マイナンバー制度では、SSN 制度のような運用は否定されている。第三者がマイナンバーを目に見える番号として取得する機会は少なくない。このため、本人のみが知ると考えて本人確認に利用するのは危険だ。マイナンバーを知っていることを本人である根拠とすることは間違っている。」
本書ではこれに続けて本人認証手段について書かれているわけだが、この分析を裏読みすると、番号自体が公開されていたとしても、その番号で個人情報へアクセスする場合、本人であることを確認すればSSNの犯した失敗は防止できるということであり、番号の流通を止める必要はないとも考えられる。実際、マイナンバーは税の源泉徴収や年金掛け金の天引きのために雇用主に知らせなければならず、番号が公的機関以外の他人に知られることは当然である。取扱事務者がそれを漏らしちゃいけないといっても、多分、徹底はされず、闇マーケットに流れることだろう。
ユニークネスが保証されている名前、それがマイナンバーだと言って良いのではないか。そしてそのコンセプトでシステムを作ればシステムコストは大幅に下げることができるだろう。(メーカーはそれがイヤなのか?)
以前、住民基本台帳ネットワークが導入されたとき、政府は、これは国民総背番号制とは違うと苦しい説明をし、それに対するクレームが市町村に多く寄せられたと聞いている。解釈で改憲できるぐらいだから、総背番号制だというぐらいたかが知れてる。正々堂々とマイナンバーは総背番号だと言えばいいのではないか。
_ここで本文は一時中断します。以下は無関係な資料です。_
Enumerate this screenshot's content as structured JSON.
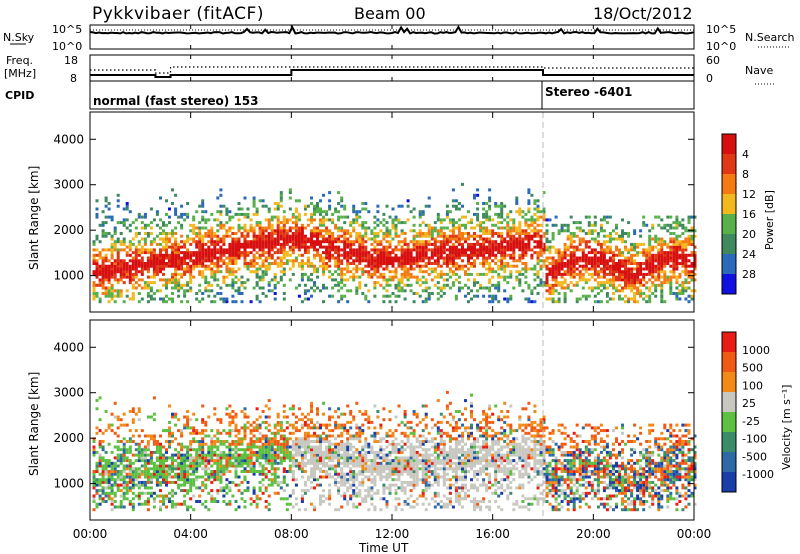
{
  "header": {
    "station": "Pykkvibaer (fitACF)",
    "beam": "Beam 00",
    "date": "18/Oct/2012"
  },
  "noise_panel": {
    "left_label": "N.Sky",
    "right_label": "N.Search",
    "ticks_left": [
      "10^5",
      "10^0"
    ],
    "ticks_right": [
      "10^5",
      "10^0"
    ]
  },
  "freq_panel": {
    "left_label_line1": "Freq.",
    "left_label_line2": "[MHz]",
    "right_label": "Nave",
    "ticks_left": [
      "18",
      "8"
    ],
    "ticks_right": [
      "60",
      "0"
    ]
  },
  "cpid": {
    "label": "CPID",
    "segments": [
      {
        "text": "normal (fast stereo) 153",
        "start_hour": 0
      },
      {
        "text": "Stereo -6401",
        "start_hour": 18
      }
    ]
  },
  "chart_data": [
    {
      "type": "heatmap",
      "name": "Power",
      "ylabel": "Slant Range [km]",
      "xlabel": "Time UT",
      "xlim": [
        0,
        24
      ],
      "ylim": [
        200,
        4600
      ],
      "x_tick_labels": [
        "00:00",
        "04:00",
        "08:00",
        "12:00",
        "16:00",
        "20:00",
        "00:00"
      ],
      "y_ticks": [
        1000,
        2000,
        3000,
        4000
      ],
      "colorbar": {
        "label": "Power [dB]",
        "ticks": [
          "4",
          "8",
          "12",
          "16",
          "20",
          "24",
          "28"
        ],
        "colors": [
          "#1010e0",
          "#2a6ab8",
          "#3e8a5e",
          "#58b04a",
          "#f2b81e",
          "#f47a14",
          "#e03814",
          "#d80f0f"
        ]
      }
    },
    {
      "type": "heatmap",
      "name": "Velocity",
      "ylabel": "Slant Range [km]",
      "xlabel": "Time UT",
      "xlim": [
        0,
        24
      ],
      "ylim": [
        200,
        4600
      ],
      "x_tick_labels": [
        "00:00",
        "04:00",
        "08:00",
        "12:00",
        "16:00",
        "20:00",
        "00:00"
      ],
      "y_ticks": [
        1000,
        2000,
        3000,
        4000
      ],
      "colorbar": {
        "label": "Velocity [m s⁻¹]",
        "ticks": [
          "1000",
          "500",
          "100",
          "25",
          "-25",
          "-100",
          "-500",
          "-1000"
        ],
        "colors": [
          "#1a3ea8",
          "#2d6aa6",
          "#3a8c6a",
          "#5cc040",
          "#c8c8c0",
          "#f28a1a",
          "#f05a14",
          "#e81c14"
        ]
      }
    }
  ]
}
(*1) 「マイナンバーがやってくる 改訂版」市民が主役の地域情報化推進協議会番号制度研究会 日経BP
(*2) 昔、アメリカのTVドラマなどで、登場人物が電話でクレジット番号を言うだけでホテルや飛行機の予約ができるシーンがあって、なんでそんなのでいいのか、と疑問に思ったことがある。また、私が20年以上も前、アメリカに行った時、KDD(当時)のカードを持っていって、そのカード番号を交換に伝えるだけで国際電話ができたことも覚えている。事前に難しいシステムを作るより、問題が起こったときの解決コストの方が安かった時代だと思う。その後、データマイニング技術などで悪質な利用パターンを選び出して取引を停止するなどが行われるようになったと聞いている。